Drawdowns pose a significant risk to investors, especially when considering the magnitude of the share price increase needed to recover from them.

Take, for instance, a stock that loses 1%. It might seem minor as it only requires a 1.01% gain to return to its previous high. However, a 20% drawdown demands a 25% increase to reach the former peak. More dramatically, a 50% drawdown, such as those witnessed during the Great Recession of 2008 to 2009, necessitates a 100% rise to regain the previous high.

In response to this risk, some investors adopt a strategy of avoiding drawdowns greater than 20%. When this threshold is breached, they opt to cut their losses and convert their investment into cash.

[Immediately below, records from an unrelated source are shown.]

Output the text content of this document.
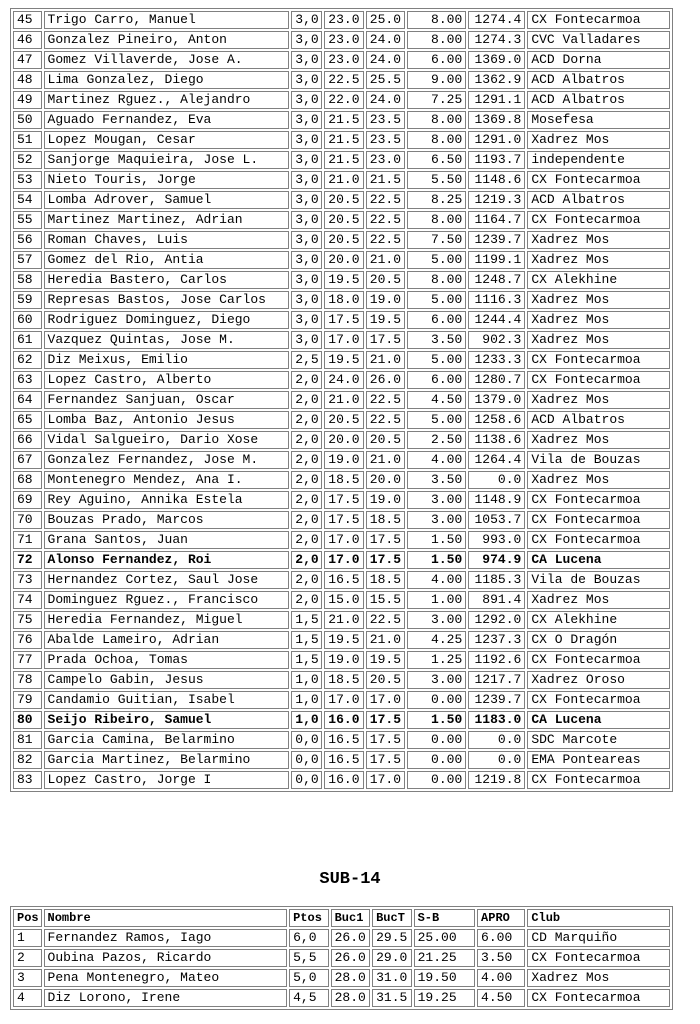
45	Trigo Carro, Manuel	3,0	23.0	25.0	8.00	1274.4	CX Fontecarmoa
46	Gonzalez Pineiro, Anton	3,0	23.0	24.0	8.00	1274.3	CVC Valladares
47	Gomez Villaverde, Jose A.	3,0	23.0	24.0	6.00	1369.0	ACD Dorna
48	Lima Gonzalez, Diego	3,0	22.5	25.5	9.00	1362.9	ACD Albatros
49	Martinez Rguez., Alejandro	3,0	22.0	24.0	7.25	1291.1	ACD Albatros
50	Aguado Fernandez, Eva	3,0	21.5	23.5	8.00	1369.8	Mosefesa
51	Lopez Mougan, Cesar	3,0	21.5	23.5	8.00	1291.0	Xadrez Mos
52	Sanjorge Maquieira, Jose L.	3,0	21.5	23.0	6.50	1193.7	independente
53	Nieto Touris, Jorge	3,0	21.0	21.5	5.50	1148.6	CX Fontecarmoa
54	Lomba Adrover, Samuel	3,0	20.5	22.5	8.25	1219.3	ACD Albatros
55	Martinez Martinez, Adrian	3,0	20.5	22.5	8.00	1164.7	CX Fontecarmoa
56	Roman Chaves, Luis	3,0	20.5	22.5	7.50	1239.7	Xadrez Mos
57	Gomez del Rio, Antia	3,0	20.0	21.0	5.00	1199.1	Xadrez Mos
58	Heredia Bastero, Carlos	3,0	19.5	20.5	8.00	1248.7	CX Alekhine
59	Represas Bastos, Jose Carlos	3,0	18.0	19.0	5.00	1116.3	Xadrez Mos
60	Rodriguez Dominguez, Diego	3,0	17.5	19.5	6.00	1244.4	Xadrez Mos
61	Vazquez Quintas, Jose M.	3,0	17.0	17.5	3.50	902.3	Xadrez Mos
62	Diz Meixus, Emilio	2,5	19.5	21.0	5.00	1233.3	CX Fontecarmoa
63	Lopez Castro, Alberto	2,0	24.0	26.0	6.00	1280.7	CX Fontecarmoa
64	Fernandez Sanjuan, Oscar	2,0	21.0	22.5	4.50	1379.0	Xadrez Mos
65	Lomba Baz, Antonio Jesus	2,0	20.5	22.5	5.00	1258.6	ACD Albatros
66	Vidal Salgueiro, Dario Xose	2,0	20.0	20.5	2.50	1138.6	Xadrez Mos
67	Gonzalez Fernandez, Jose M.	2,0	19.0	21.0	4.00	1264.4	Vila de Bouzas
68	Montenegro Mendez, Ana I.	2,0	18.5	20.0	3.50	0.0	Xadrez Mos
69	Rey Aguino, Annika Estela	2,0	17.5	19.0	3.00	1148.9	CX Fontecarmoa
70	Bouzas Prado, Marcos	2,0	17.5	18.5	3.00	1053.7	CX Fontecarmoa
71	Grana Santos, Juan	2,0	17.0	17.5	1.50	993.0	CX Fontecarmoa
72	Alonso Fernandez, Roi	2,0	17.0	17.5	1.50	974.9	CA Lucena
73	Hernandez Cortez, Saul Jose	2,0	16.5	18.5	4.00	1185.3	Vila de Bouzas
74	Dominguez Rguez., Francisco	2,0	15.0	15.5	1.00	891.4	Xadrez Mos
75	Heredia Fernandez, Miguel	1,5	21.0	22.5	3.00	1292.0	CX Alekhine
76	Abalde Lameiro, Adrian	1,5	19.5	21.0	4.25	1237.3	CX O Dragón
77	Prada Ochoa, Tomas	1,5	19.0	19.5	1.25	1192.6	CX Fontecarmoa
78	Campelo Gabin, Jesus	1,0	18.5	20.5	3.00	1217.7	Xadrez Oroso
79	Candamio Guitian, Isabel	1,0	17.0	17.0	0.00	1239.7	CX Fontecarmoa
80	Seijo Ribeiro, Samuel	1,0	16.0	17.5	1.50	1183.0	CA Lucena
81	Garcia Camina, Belarmino	0,0	16.5	17.5	0.00	0.0	SDC Marcote
82	Garcia Martinez, Belarmino	0,0	16.5	17.5	0.00	0.0	EMA Ponteareas
83	Lopez Castro, Jorge I	0,0	16.0	17.0	0.00	1219.8	CX Fontecarmoa
SUB-14
Pos	Nombre	Ptos	Buc1	BucT	S-B	APRO	Club
1	Fernandez Ramos, Iago	6,0	26.0	29.5	25.00	6.00	CD Marquiño
2	Oubina Pazos, Ricardo	5,5	26.0	29.0	21.25	3.50	CX Fontecarmoa
3	Pena Montenegro, Mateo	5,0	28.0	31.0	19.50	4.00	Xadrez Mos
4	Diz Lorono, Irene	4,5	28.0	31.5	19.25	4.50	CX Fontecarmoa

This image tells us how much recovey is needed to break even from a drawdown.

Assessment of Drawdowns

Mitigating drawdown risk often involves maintaining a well-diversified portfolio and understanding the timeframe available for recovery. For individuals early in their careers or with more than 10 years until retirement, adhering to the 20% drawdown limit commonly recommended by financial advisors can provide sufficient buffer for their portfolio’s recovery.

However, retirees must exercise extra caution regarding drawdown risks in their portfolios. Given their shorter time horizon before beginning fund withdrawals, they have less time for their portfolio to recuperate from significant losses. Diversifying investments across various asset classes, including stocks, bonds, precious metals, commodities, and cash instruments, can offer some degree of protection against drawdowns. This is because different market conditions have varying impacts on these asset classes.

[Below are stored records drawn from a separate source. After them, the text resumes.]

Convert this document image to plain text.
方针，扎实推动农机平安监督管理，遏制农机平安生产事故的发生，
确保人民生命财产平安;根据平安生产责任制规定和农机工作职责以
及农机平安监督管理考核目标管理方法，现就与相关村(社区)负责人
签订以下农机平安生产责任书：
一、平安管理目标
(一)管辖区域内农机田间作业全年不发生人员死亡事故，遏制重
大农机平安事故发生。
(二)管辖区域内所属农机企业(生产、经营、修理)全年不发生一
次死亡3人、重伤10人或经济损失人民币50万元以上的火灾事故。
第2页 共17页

Time to Recover a Drawdown

Understanding drawdowns involves not only looking at how much an investment drops, but also how long it takes to bounce back. Different investments recover at different speeds. For example, if a hedge fund or a trader’s account experiences a 10% drawdown, it could take years to make up that loss.

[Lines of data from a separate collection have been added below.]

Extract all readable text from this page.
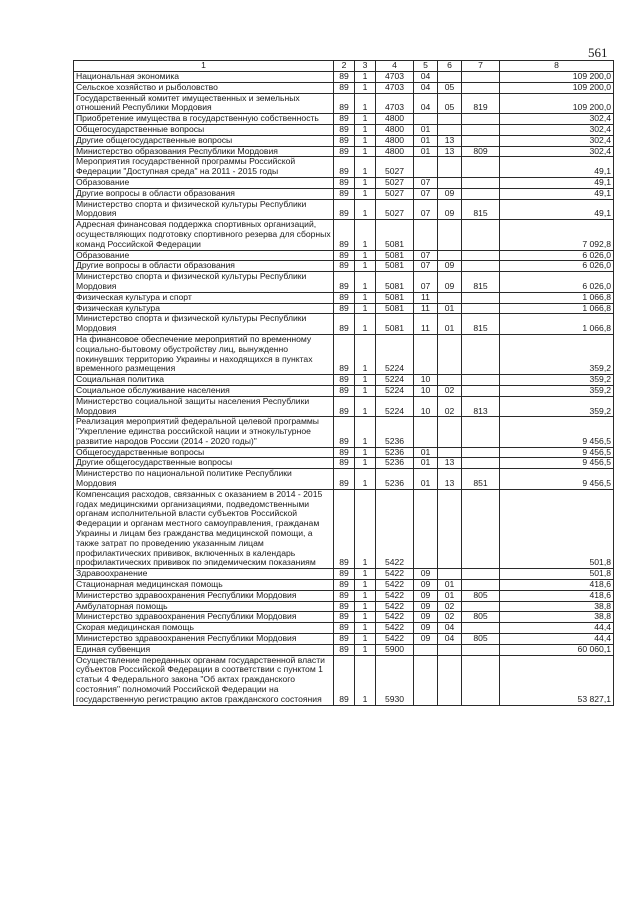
561
1	2	3	4	5	6	7	8
Национальная экономика	89	1	4703	04			109 200,0
Сельское хозяйство и рыболовство	89	1	4703	04	05		109 200,0
Государственный комитет имущественных и земельных отношений Республики Мордовия	89	1	4703	04	05	819	109 200,0
Приобретение имущества в государственную собственность	89	1	4800				302,4
Общегосударственные вопросы	89	1	4800	01			302,4
Другие общегосударственные вопросы	89	1	4800	01	13		302,4
Министерство образования Республики Мордовия	89	1	4800	01	13	809	302,4
Мероприятия государственной программы Российской Федерации "Доступная среда" на 2011 - 2015 годы	89	1	5027				49,1
Образование	89	1	5027	07			49,1
Другие вопросы в области образования	89	1	5027	07	09		49,1
Министерство спорта и физической культуры Республики Мордовия	89	1	5027	07	09	815	49,1
Адресная финансовая поддержка спортивных организаций, осуществляющих подготовку спортивного резерва для сборных команд Российской Федерации	89	1	5081				7 092,8
Образование	89	1	5081	07			6 026,0
Другие вопросы в области образования	89	1	5081	07	09		6 026,0
Министерство спорта и физической культуры Республики Мордовия	89	1	5081	07	09	815	6 026,0
Физическая культура и спорт	89	1	5081	11			1 066,8
Физическая культура	89	1	5081	11	01		1 066,8
Министерство спорта и физической культуры Республики Мордовия	89	1	5081	11	01	815	1 066,8
На финансовое обеспечение мероприятий по временному социально-бытовому обустройству лиц, вынужденно покинувших территорию Украины и находящихся в пунктах временного размещения	89	1	5224				359,2
Социальная политика	89	1	5224	10			359,2
Социальное обслуживание населения	89	1	5224	10	02		359,2
Министерство социальной защиты населения Республики Мордовия	89	1	5224	10	02	813	359,2
Реализация мероприятий федеральной целевой программы "Укрепление единства российской нации и этнокультурное развитие народов России (2014 - 2020 годы)"	89	1	5236				9 456,5
Общегосударственные вопросы	89	1	5236	01			9 456,5
Другие общегосударственные вопросы	89	1	5236	01	13		9 456,5
Министерство по национальной политике Республики Мордовия	89	1	5236	01	13	851	9 456,5
Компенсация расходов, связанных с оказанием в 2014 - 2015 годах медицинскими организациями, подведомственными органам исполнительной власти субъектов Российской Федерации и органам местного самоуправления, гражданам Украины и лицам без гражданства медицинской помощи, а также затрат по проведению указанным лицам профилактических прививок, включенных в календарь профилактических прививок по эпидемическим показаниям	89	1	5422				501,8
Здравоохранение	89	1	5422	09			501,8
Стационарная медицинская помощь	89	1	5422	09	01		418,6
Министерство здравоохранения Республики Мордовия	89	1	5422	09	01	805	418,6
Амбулаторная помощь	89	1	5422	09	02		38,8
Министерство здравоохранения Республики Мордовия	89	1	5422	09	02	805	38,8
Скорая медицинская помощь	89	1	5422	09	04		44,4
Министерство здравоохранения Республики Мордовия	89	1	5422	09	04	805	44,4
Единая субвенция	89	1	5900				60 060,1
Осуществление переданных органам государственной власти субъектов Российской Федерации в соответствии с пунктом 1 статьи 4 Федерального закона "Об актах гражданского состояния" полномочий Российской Федерации на государственную регистрацию актов гражданского состояния	89	1	5930				53 827,1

In contrast, another hedge fund or trader might recover from losses much faster, returning their account to its peak value in a short period. Therefore, when evaluating drawdowns, it’s important to also consider the typical recovery time for the investment or fund. This helps in understanding the overall risk and time involved in potentially regaining lost value.

Example of a Drawdown

Imagine a trader buys shares of Facebook at $100. The price initially rises to $110 (its peak), but then drops to $80 (its trough), before eventually climbing back above $110. The highest price the stock reached was $110, while the lowest was $80. To calculate the drawdown, which measures the drop from peak to trough, we find it’s 27.3% – this is calculated by dividing the $30 drop ($110 – $80) by the peak price of $110 and then multiplying by 100.

This example illustrates that a drawdown isn’t the same as a loss. While the stock’s drawdown was 27.3%, the trader would have experienced an unrealized loss of 20% when the stock hit $80. This difference is because losses are often viewed in relation to the purchase price (here, $100), not the highest price the stock reached after being bought.

Now, let’s say the stock’s price increases to $120 (a new peak), then dips to $105 (a new trough), before rising again to $125. The latest peak is $120, and the most recent trough is $105, resulting in a drawdown of 12.5%. This drawdown is calculated by taking the $15 difference ($120 – $105) and dividing it by the new peak of $120.

Is a Retirement Drawdown the Same As a Stock Drawdown?

A drawdown in retirement refers to the process of withdrawing funds from retirement savings. Retirees withdraw a specific portion of their savings to support their living standards, often referred to as the drawdown percentage. Withdrawing too much can lead to financial difficulties in later years, whereas withdrawing too little might result in unused funds remaining after the retiree’s passing.

The Bottom Line

There’s a fine line between turning a profit and losing your money when you invest your money. But understanding some of the intricacies of the investment world may help you keep your head in the game. Knowing what drawdowns mean and how they can help assess risk and compare investments may help you become a better trader as you mitigate your losses.